Ia menambahkan, wacana cuti melahirkan 6 bulan ini dinilai sangat efektif memastikan para ibu bisa memberikan ASI eksklusif 6 bulan, karena nilai sekaligus bisa mengurangi angka stunting di Indonesia.

"Saya kira ini ide bagus, kalau ada cuti 6 bulan, ibu-ibu bisa asi eksklusif, kita akan dukung. Karena ini dampaknya bisa mengurangi stunting ASI eksklusif ini. Ini sejalan dengan maunya pemerintah," sambung Dr. Piprim.

Stunting adalah kondisi gagal tumbuh pada anak balita atau bayi di bawah 5 tahun akibat dari kekurangan gizi kronis sehingga anak terlalu pendek untuk usianya.

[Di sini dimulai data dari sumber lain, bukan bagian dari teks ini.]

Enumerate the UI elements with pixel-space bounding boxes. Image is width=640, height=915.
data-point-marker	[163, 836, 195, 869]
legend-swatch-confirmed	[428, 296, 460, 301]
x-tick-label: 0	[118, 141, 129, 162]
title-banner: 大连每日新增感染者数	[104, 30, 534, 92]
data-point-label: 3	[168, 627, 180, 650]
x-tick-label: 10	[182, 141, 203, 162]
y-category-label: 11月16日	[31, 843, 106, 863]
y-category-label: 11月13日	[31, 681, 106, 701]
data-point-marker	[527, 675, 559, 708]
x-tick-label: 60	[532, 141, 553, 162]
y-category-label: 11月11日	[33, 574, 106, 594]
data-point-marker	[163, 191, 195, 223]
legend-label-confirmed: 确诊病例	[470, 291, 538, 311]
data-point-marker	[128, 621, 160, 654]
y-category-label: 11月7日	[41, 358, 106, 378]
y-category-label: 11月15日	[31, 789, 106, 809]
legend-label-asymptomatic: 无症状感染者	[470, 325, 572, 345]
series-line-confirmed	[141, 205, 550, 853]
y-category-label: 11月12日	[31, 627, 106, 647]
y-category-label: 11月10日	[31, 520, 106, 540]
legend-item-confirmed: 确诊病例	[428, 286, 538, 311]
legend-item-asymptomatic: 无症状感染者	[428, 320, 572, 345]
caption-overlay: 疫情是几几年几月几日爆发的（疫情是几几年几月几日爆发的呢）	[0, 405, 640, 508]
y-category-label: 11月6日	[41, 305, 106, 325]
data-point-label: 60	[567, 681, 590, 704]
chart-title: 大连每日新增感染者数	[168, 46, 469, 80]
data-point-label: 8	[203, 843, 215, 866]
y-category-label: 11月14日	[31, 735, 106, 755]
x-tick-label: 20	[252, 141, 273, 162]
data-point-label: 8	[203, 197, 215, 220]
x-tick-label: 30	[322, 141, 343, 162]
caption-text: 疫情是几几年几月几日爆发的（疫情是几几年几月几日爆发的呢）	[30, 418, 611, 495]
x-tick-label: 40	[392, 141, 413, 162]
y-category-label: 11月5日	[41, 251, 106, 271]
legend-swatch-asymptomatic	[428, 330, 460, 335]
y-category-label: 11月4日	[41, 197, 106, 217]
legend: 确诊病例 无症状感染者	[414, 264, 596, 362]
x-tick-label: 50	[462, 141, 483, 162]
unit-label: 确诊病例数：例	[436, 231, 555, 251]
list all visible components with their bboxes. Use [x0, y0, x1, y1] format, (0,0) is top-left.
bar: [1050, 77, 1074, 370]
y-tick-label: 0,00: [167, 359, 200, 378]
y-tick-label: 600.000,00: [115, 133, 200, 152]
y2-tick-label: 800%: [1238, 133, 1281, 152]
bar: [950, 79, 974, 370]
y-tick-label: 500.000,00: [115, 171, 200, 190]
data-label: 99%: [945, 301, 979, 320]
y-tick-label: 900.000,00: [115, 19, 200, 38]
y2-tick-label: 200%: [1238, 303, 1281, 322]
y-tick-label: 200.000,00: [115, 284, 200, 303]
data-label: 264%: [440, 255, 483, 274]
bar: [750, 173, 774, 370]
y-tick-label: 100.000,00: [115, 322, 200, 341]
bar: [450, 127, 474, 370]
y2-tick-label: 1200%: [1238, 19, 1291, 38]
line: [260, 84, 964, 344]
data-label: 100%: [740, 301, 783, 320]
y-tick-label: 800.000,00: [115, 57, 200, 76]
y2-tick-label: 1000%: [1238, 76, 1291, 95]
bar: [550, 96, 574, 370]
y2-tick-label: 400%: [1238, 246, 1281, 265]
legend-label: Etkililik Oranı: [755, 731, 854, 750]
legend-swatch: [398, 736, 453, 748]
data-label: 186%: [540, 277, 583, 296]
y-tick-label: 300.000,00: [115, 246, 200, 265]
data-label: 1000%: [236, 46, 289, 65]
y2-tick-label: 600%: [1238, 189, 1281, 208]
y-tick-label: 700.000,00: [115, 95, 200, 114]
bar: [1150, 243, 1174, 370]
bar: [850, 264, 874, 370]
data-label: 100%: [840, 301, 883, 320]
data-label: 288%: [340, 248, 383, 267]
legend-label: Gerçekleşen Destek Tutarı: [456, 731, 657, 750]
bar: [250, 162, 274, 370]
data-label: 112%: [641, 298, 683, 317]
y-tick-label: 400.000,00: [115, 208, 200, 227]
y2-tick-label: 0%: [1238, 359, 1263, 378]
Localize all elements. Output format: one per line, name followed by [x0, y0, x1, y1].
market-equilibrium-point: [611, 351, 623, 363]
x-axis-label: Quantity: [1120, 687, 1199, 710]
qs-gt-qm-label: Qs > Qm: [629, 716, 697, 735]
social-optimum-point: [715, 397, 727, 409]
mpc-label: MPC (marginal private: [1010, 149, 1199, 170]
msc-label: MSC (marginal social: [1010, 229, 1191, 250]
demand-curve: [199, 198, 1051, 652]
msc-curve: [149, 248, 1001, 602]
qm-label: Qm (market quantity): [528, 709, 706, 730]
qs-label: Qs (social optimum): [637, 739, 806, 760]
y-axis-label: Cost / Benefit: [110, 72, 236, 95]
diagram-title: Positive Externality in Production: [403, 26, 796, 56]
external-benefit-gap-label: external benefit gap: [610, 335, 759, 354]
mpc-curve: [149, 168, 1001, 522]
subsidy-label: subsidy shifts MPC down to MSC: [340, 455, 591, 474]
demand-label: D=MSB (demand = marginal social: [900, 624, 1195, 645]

Kekurangan gizi terjadi sejak bayi dalam kandungan pada masa awal setelah bayi lahir akan tetapi, kondisi stunting baru nampak setelah bayi berusia 2 tahun.

Sedangkan Indonesia, memiliki target menurunkan stunting hingga 14 persen di 2024, yang artinya sejak 2022 stunting harus menurun 10,4 persen dalam waktu 2,5 tahun ke depan.

Adapun berdasarkan hasil Survei Status Gizi Indonesia atau SSGI 2021, prevalensi stunting di Indonesia 2021 sebesar 24,4 persen, atau hanya menurun 6,4 persen dalam waktu 3 tahun, dari angka 30,8 persen pada 2018.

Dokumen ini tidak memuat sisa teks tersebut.